John Popelish wrote:

If the inductor in question does not take much advantage of mutual
induction across its length nor has much capacitance across its length
(say, a straight conductor, strung with ferrite toroids), then I can see
the similarity with a transmission line. But as the inductor approaches
a lumped inductance with significant inter winding capacitance and
mutual inductance coupling the current across a significant part of its
winding length, I see on reason to assume the transmission line method
(delay independent of frequency) strictly applies. It might, but it
would take more than you saying so to assure me that it is a fact.

In other words, transmission line concepts like uniform inductance per
length and uniform capacitance per length get rather muddled in a real
inductor.

Tom W8JI posted a good description and summary of inductor operation a
little while ago, but it looks like it could bear repeating, perhaps
with a slightly different slant.

In a transmission line, a field at one end of the line requires time to
propagate to the other end of the line. As the EM fields propagate, they
induce voltages and currents further down the line, which create their
own EM fields, and so forth. These propagating fields and the currents
and voltages they produce make the whole concept of traveling voltage
and current waves useful and meaningful.

But in a tightly wound inductor, a field created by the current in one
turn is coupled almost instantly to all the other turns (presuming that
the coil is physically very small in terms of wavelength). Consequently,
output current appears very quickly following the application of input
current. The propagation time is nowhere near the time it would take for
the current to work its way along the wire turn by turn.

Once again it's necessary to point out that I'm speaking here of an
inductor which has very good coupling between turns and minimal field
leakage or radiation, for example a toroid. If you make an air wound
inductor and slowly stretch it out until it's nothing more than a
straight wire, it'll begin by resembling the toroid -- more or less,
depending on how well coupled the turns are and how much its field
interacts with the outside world -- then slowly change its
characteristics to resemble a straight wire. There's no magic transition
point. So by choosing the inductor, you can observe behavior anywhere
along this continuum.

Roy Lewallen, W7EL

Roy Lewallen wrote:
But in a tightly wound inductor, a field created by the current in one
turn is coupled almost instantly to all the other turns ...

"All the other turns"? Here's what Jim Lux, W6RMK, had to say
about that:

"For inductance the signficant thing is that the magnetic field
of one segment pretty much links to the adjacent segments, and
less so for the rest."

Less to the 3rd, less than that to the 4th, even less than that
to the 5th.

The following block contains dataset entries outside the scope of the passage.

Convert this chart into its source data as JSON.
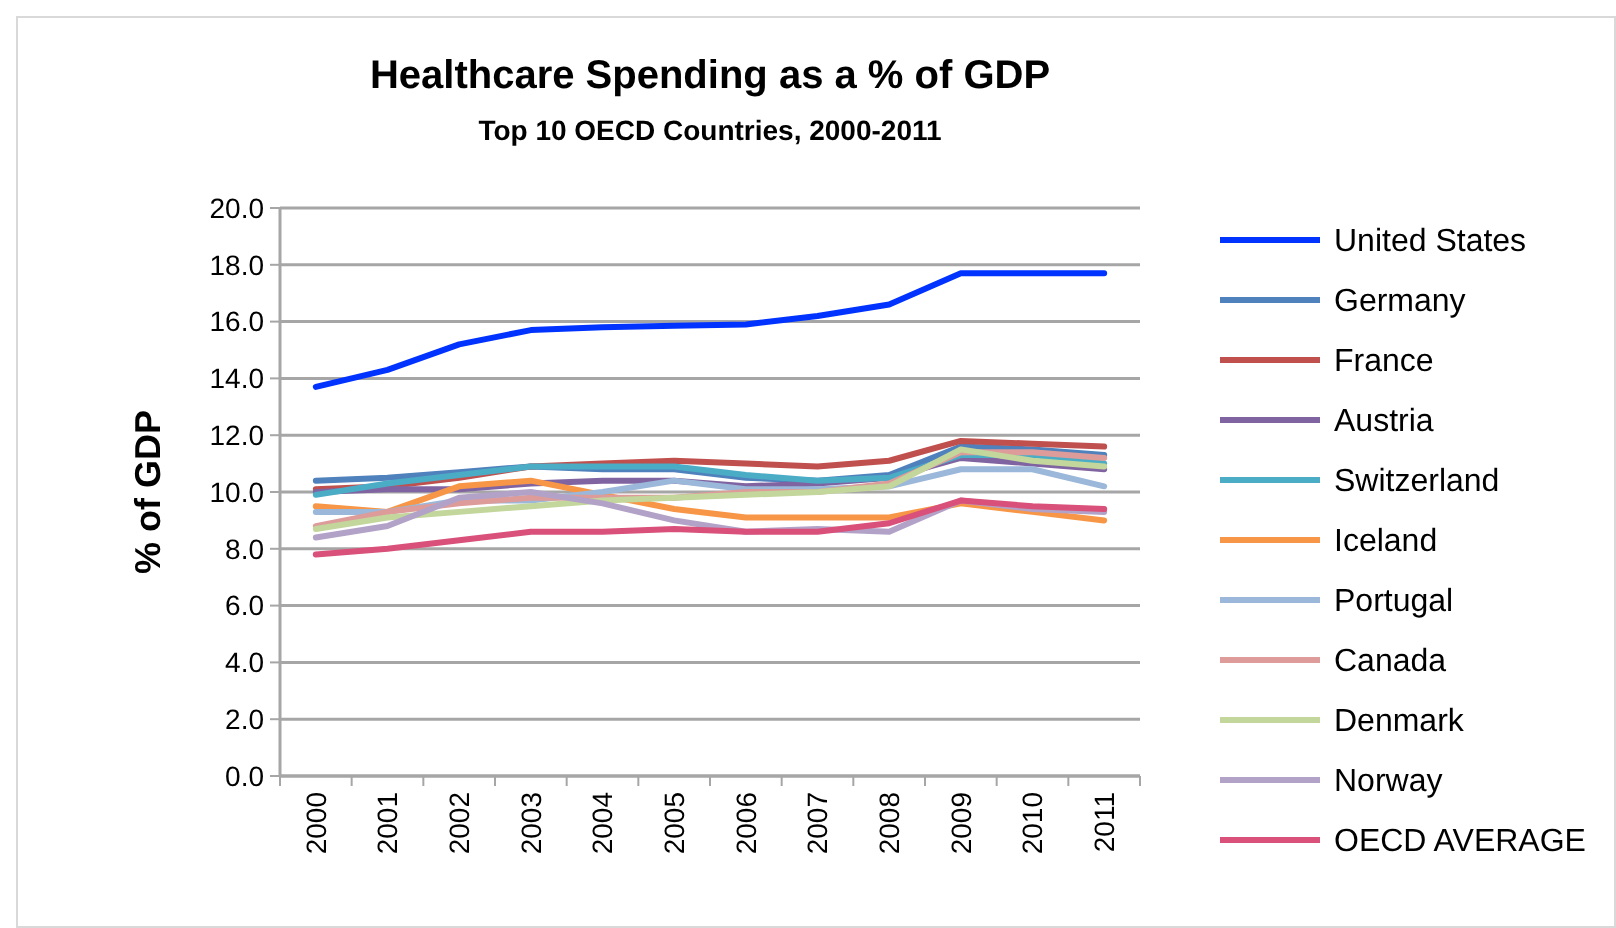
{
  "chart_data": {
    "type": "line",
    "title": "Healthcare Spending as a % of GDP",
    "subtitle": "Top 10 OECD Countries, 2000-2011",
    "ylabel": "% of GDP",
    "categories": [
      "2000",
      "2001",
      "2002",
      "2003",
      "2004",
      "2005",
      "2006",
      "2007",
      "2008",
      "2009",
      "2010",
      "2011"
    ],
    "ylim": [
      0,
      20
    ],
    "yticks": [
      {
        "value": 0,
        "label": "0.0"
      },
      {
        "value": 2,
        "label": "2.0"
      },
      {
        "value": 4,
        "label": "4.0"
      },
      {
        "value": 6,
        "label": "6.0"
      },
      {
        "value": 8,
        "label": "8.0"
      },
      {
        "value": 10,
        "label": "10.0"
      },
      {
        "value": 12,
        "label": "12.0"
      },
      {
        "value": 14,
        "label": "14.0"
      },
      {
        "value": 16,
        "label": "16.0"
      },
      {
        "value": 18,
        "label": "18.0"
      },
      {
        "value": 20,
        "label": "20.0"
      }
    ],
    "grid": "y",
    "legend": "right",
    "marker": "none",
    "line_style": "solid",
    "series": [
      {
        "name": "United States",
        "color": "#0033ff",
        "values": [
          13.7,
          14.3,
          15.2,
          15.7,
          15.8,
          15.85,
          15.9,
          16.2,
          16.6,
          17.7,
          17.7,
          17.7
        ]
      },
      {
        "name": "Germany",
        "color": "#4f81bd",
        "values": [
          10.4,
          10.5,
          10.7,
          10.9,
          10.8,
          10.8,
          10.5,
          10.4,
          10.6,
          11.6,
          11.5,
          11.3
        ]
      },
      {
        "name": "France",
        "color": "#c0504d",
        "values": [
          10.1,
          10.2,
          10.5,
          10.9,
          11.0,
          11.1,
          11.0,
          10.9,
          11.1,
          11.8,
          11.7,
          11.6
        ]
      },
      {
        "name": "Austria",
        "color": "#8064a2",
        "values": [
          10.0,
          10.1,
          10.1,
          10.3,
          10.4,
          10.4,
          10.2,
          10.3,
          10.5,
          11.2,
          11.0,
          10.8
        ]
      },
      {
        "name": "Switzerland",
        "color": "#4bacc6",
        "values": [
          9.9,
          10.3,
          10.6,
          10.9,
          10.9,
          10.9,
          10.6,
          10.4,
          10.5,
          11.3,
          11.3,
          11.0
        ]
      },
      {
        "name": "Iceland",
        "color": "#f79646",
        "values": [
          9.5,
          9.3,
          10.2,
          10.4,
          9.9,
          9.4,
          9.1,
          9.1,
          9.1,
          9.6,
          9.3,
          9.0
        ]
      },
      {
        "name": "Portugal",
        "color": "#9bb7d9",
        "values": [
          9.3,
          9.3,
          9.7,
          9.7,
          10.0,
          10.4,
          10.1,
          10.1,
          10.2,
          10.8,
          10.8,
          10.2
        ]
      },
      {
        "name": "Canada",
        "color": "#dd9c9a",
        "values": [
          8.8,
          9.3,
          9.6,
          9.8,
          9.8,
          9.8,
          10.0,
          10.0,
          10.3,
          11.4,
          11.4,
          11.2
        ]
      },
      {
        "name": "Denmark",
        "color": "#c3d69b",
        "values": [
          8.7,
          9.1,
          9.3,
          9.5,
          9.7,
          9.8,
          9.9,
          10.0,
          10.2,
          11.5,
          11.1,
          10.9
        ]
      },
      {
        "name": "Norway",
        "color": "#b3a2c7",
        "values": [
          8.4,
          8.8,
          9.8,
          10.0,
          9.6,
          9.0,
          8.6,
          8.7,
          8.6,
          9.7,
          9.4,
          9.3
        ]
      },
      {
        "name": "OECD AVERAGE",
        "color": "#d9507a",
        "values": [
          7.8,
          8.0,
          8.3,
          8.6,
          8.6,
          8.7,
          8.6,
          8.6,
          8.9,
          9.7,
          9.5,
          9.4
        ]
      }
    ]
  }
}
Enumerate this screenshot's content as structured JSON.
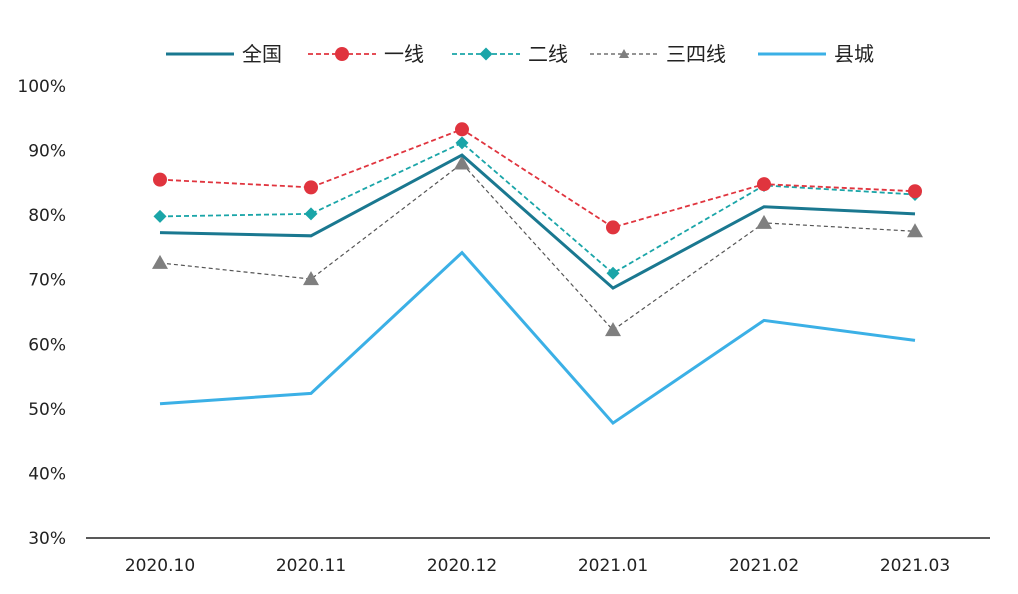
{
  "chart_data": {
    "type": "line",
    "categories": [
      "2020.10",
      "2020.11",
      "2020.12",
      "2021.01",
      "2021.02",
      "2021.03"
    ],
    "ylim": [
      30,
      100
    ],
    "yticks": [
      "30%",
      "40%",
      "50%",
      "60%",
      "70%",
      "80%",
      "90%",
      "100%"
    ],
    "ytick_values": [
      30,
      40,
      50,
      60,
      70,
      80,
      90,
      100
    ],
    "grid": false,
    "legend_position": "top",
    "series": [
      {
        "name": "全国",
        "values": [
          77.3,
          76.8,
          89.3,
          68.7,
          81.3,
          80.2
        ],
        "color": "#1A7890",
        "style": "solid",
        "marker": "none"
      },
      {
        "name": "一线",
        "values": [
          85.5,
          84.3,
          93.3,
          78.1,
          84.8,
          83.7
        ],
        "color": "#E0343E",
        "style": "dashed",
        "marker": "circle"
      },
      {
        "name": "二线",
        "values": [
          79.8,
          80.2,
          91.2,
          71.0,
          84.6,
          83.2
        ],
        "color": "#1AA5A8",
        "style": "dashed",
        "marker": "diamond"
      },
      {
        "name": "三四线",
        "values": [
          72.6,
          70.1,
          88.0,
          62.2,
          78.8,
          77.5
        ],
        "color": "#555555",
        "style": "dashed",
        "marker": "triangle"
      },
      {
        "name": "县城",
        "values": [
          50.8,
          52.4,
          74.2,
          47.8,
          63.7,
          60.6
        ],
        "color": "#3BB0E6",
        "style": "solid",
        "marker": "none"
      }
    ]
  }
}
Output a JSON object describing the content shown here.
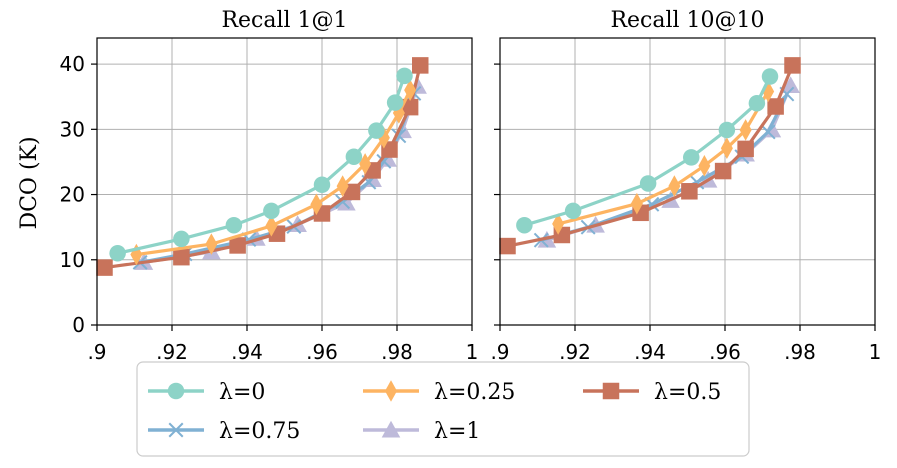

What do you think it might be by the time it gets
to the 80th turn on Tom's coil? Seems that we can assume that
the linkage between coil #1 and coil #80 is negligible.

Once again it's necessary to point out that I'm speaking here of an
inductor which has very good coupling between turns and minimal field
leakage or radiation, ...

So was W6RMK.

There's no magic transition point.

Indeed there isn't. I repeat, in case your didn't understand -
indeed there isn't. So you can discard your magic lumped-
circuit model for a system containing reflections.
--
73, Cecil http://www.qsl.net/w5dxp